Lovin' my kids!

My life as head of the Looney Bin!

Wednesday, June 14, 2006

He's outta here...

Well, my bil, Jeff, ships out for Iraq today. He is stationed in San Diego. I can't imagine how that must feel for his wife and kids. Please pray for his safety and quick return.

My papaw had a stroke this morning. He seems to be okay except his speech has been mildly affected. He's being admitted to the hospital. I guess he'll be there a couple of days.

My papaw is one of those "rock" kind of people. I have never met anybody so totally devoted to the Lord. He spends the majority of his days reading his Bible, praying, and listening to preaching programs on the radio. Everytime I go up there, he always says, "Jill, are you saved?" I say, "yes, Papaw, I'm saved" and he says, "Just checking". I remember when I was a kid, being up there before school and he would be up getting ready to go to work. He would have every radio in the house tuned in to J. Vernon McGee. Bro. McGee has been dead for years, but he's still on the radio and everytime I hear him it takes me directly back to my childhood. My papaw is a BIG dude...over six feet tall. I remember when he would drink his coffee (this was in the days of percolators...yep, I'm gettin' old) he would pour it out into a saucer and drink it. I used to be REALLY skinny when I was a kid (I KNOW that's hard to believe), and he always called me "wire legs". I love my papaw SO much...I even named my sweet Georgia after him. Here's a pic of him and Levi at Christmas...

I got a sweet message from a girl that I used to go to church with, and I must say...it was perfect timing. Here's what she had to say (regarding Andy and me working in children's church)..."I still remember all the candy rains and of course my favorite times were when you guys would bring your dalmation. Your ministry with children really molded my life at a young age. "

Okay, so I've been feeling REALLY down about this autopsy thing. Why? I don't know. We didn't do anything wrong (unless loving a child totally and completely is wrong) so why should I worry??? The Lord has given us these children and we feel this is our calling, is to love them, care for them, and minister not only to them, but also to their birthmother and her family. So, again, why should I worry??? Is the Lord going to let our entire calling be destroyed by something like this??? I DON'T THINK SO!!! The kicker was "your ministry with children really molded my life at a young age." I've prayed for days for some peace in this whole thing, and that sentence brought it. I know that the Lord was moving on that young lady as she wrote those words because they were EXACTLY what I needed to hear!
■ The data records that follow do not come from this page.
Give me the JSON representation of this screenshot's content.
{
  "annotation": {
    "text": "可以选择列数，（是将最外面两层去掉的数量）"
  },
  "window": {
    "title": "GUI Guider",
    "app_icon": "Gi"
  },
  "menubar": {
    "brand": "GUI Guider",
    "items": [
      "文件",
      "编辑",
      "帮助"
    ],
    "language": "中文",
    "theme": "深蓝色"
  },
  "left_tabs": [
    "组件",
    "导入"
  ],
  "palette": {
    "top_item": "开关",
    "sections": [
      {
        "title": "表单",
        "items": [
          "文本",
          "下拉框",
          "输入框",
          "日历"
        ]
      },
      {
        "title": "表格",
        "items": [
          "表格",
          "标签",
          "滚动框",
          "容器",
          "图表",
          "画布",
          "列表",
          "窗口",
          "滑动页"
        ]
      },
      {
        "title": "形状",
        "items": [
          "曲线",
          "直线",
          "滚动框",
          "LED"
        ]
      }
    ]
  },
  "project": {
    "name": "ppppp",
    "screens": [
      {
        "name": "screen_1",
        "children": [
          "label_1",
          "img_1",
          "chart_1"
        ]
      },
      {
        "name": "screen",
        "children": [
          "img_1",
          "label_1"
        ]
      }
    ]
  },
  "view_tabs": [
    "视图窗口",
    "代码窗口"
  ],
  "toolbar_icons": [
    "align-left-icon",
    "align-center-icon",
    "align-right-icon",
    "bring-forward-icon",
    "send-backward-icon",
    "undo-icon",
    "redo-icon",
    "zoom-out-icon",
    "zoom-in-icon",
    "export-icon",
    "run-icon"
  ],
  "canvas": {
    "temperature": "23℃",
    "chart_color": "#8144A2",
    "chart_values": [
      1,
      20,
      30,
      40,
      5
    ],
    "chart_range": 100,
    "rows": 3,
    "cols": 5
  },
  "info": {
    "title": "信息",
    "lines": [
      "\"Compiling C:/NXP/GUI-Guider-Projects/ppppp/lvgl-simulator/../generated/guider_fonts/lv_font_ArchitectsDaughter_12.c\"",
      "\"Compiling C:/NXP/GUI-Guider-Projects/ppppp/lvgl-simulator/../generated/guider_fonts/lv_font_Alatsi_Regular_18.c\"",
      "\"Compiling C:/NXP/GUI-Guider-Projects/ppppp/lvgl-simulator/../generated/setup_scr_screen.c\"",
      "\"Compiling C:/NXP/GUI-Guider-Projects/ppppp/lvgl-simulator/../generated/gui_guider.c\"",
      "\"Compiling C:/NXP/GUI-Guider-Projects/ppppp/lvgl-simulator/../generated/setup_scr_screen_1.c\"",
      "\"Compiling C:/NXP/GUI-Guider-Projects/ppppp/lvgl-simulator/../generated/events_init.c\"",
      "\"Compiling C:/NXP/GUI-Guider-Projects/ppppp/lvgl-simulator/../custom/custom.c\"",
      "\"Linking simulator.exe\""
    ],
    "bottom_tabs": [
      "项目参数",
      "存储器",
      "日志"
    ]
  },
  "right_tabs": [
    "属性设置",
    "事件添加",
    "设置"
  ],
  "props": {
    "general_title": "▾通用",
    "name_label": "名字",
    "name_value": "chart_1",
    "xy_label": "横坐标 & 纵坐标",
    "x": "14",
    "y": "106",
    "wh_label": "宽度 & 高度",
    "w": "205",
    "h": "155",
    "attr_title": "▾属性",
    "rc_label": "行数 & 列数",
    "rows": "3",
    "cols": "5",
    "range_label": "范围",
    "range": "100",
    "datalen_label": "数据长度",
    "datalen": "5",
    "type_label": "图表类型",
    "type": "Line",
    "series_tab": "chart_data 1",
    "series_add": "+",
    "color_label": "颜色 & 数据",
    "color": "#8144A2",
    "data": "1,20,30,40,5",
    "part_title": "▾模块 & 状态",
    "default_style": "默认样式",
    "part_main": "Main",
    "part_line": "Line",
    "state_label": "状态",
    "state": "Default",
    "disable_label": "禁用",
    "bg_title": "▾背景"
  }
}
Okay, enough rambling...the dryer should be buzzing anytime (I feel like I spend more time with the dryer than I do my husband sometimes!!!)


2 Comments:

At 11:50 PM , Blogger Patti said...

Jill - I was in tears reading your post. I even called my mother and read it to her. I had a Papaw, too ..... however, he went home to be with the Lord back in 1982. As you described your Papaw, it was like you were taking the words right out of my mouth. He was just like yours- totally committed to the Lord. He'd sit in his chair with his Bible, completely tuned out to all the noise and commotion around him - if you went through the room he'd stop ya and say, "Patti, are you saved? Yes, Papaw I am saved. Ok, that's good, just wanted to be sure" .... We'd spent our summers with them down in Western Kentucky. Whenever we spoke about friends from up in New York .. he's say, "Are they saved?". Jill - I thought my Papaw was the only one! I can feel exactly what you are feeling. I could go on and on comparing story with you! hanks for posting. I think I recently posted a tidbit about my Papaw on my blog ..and a photo, too. Hugs - Pep

 
At 11:51 PM , Blogger Patti said...

PS ...I'll keep your Papaw in my prayers. Hope his hospital is short.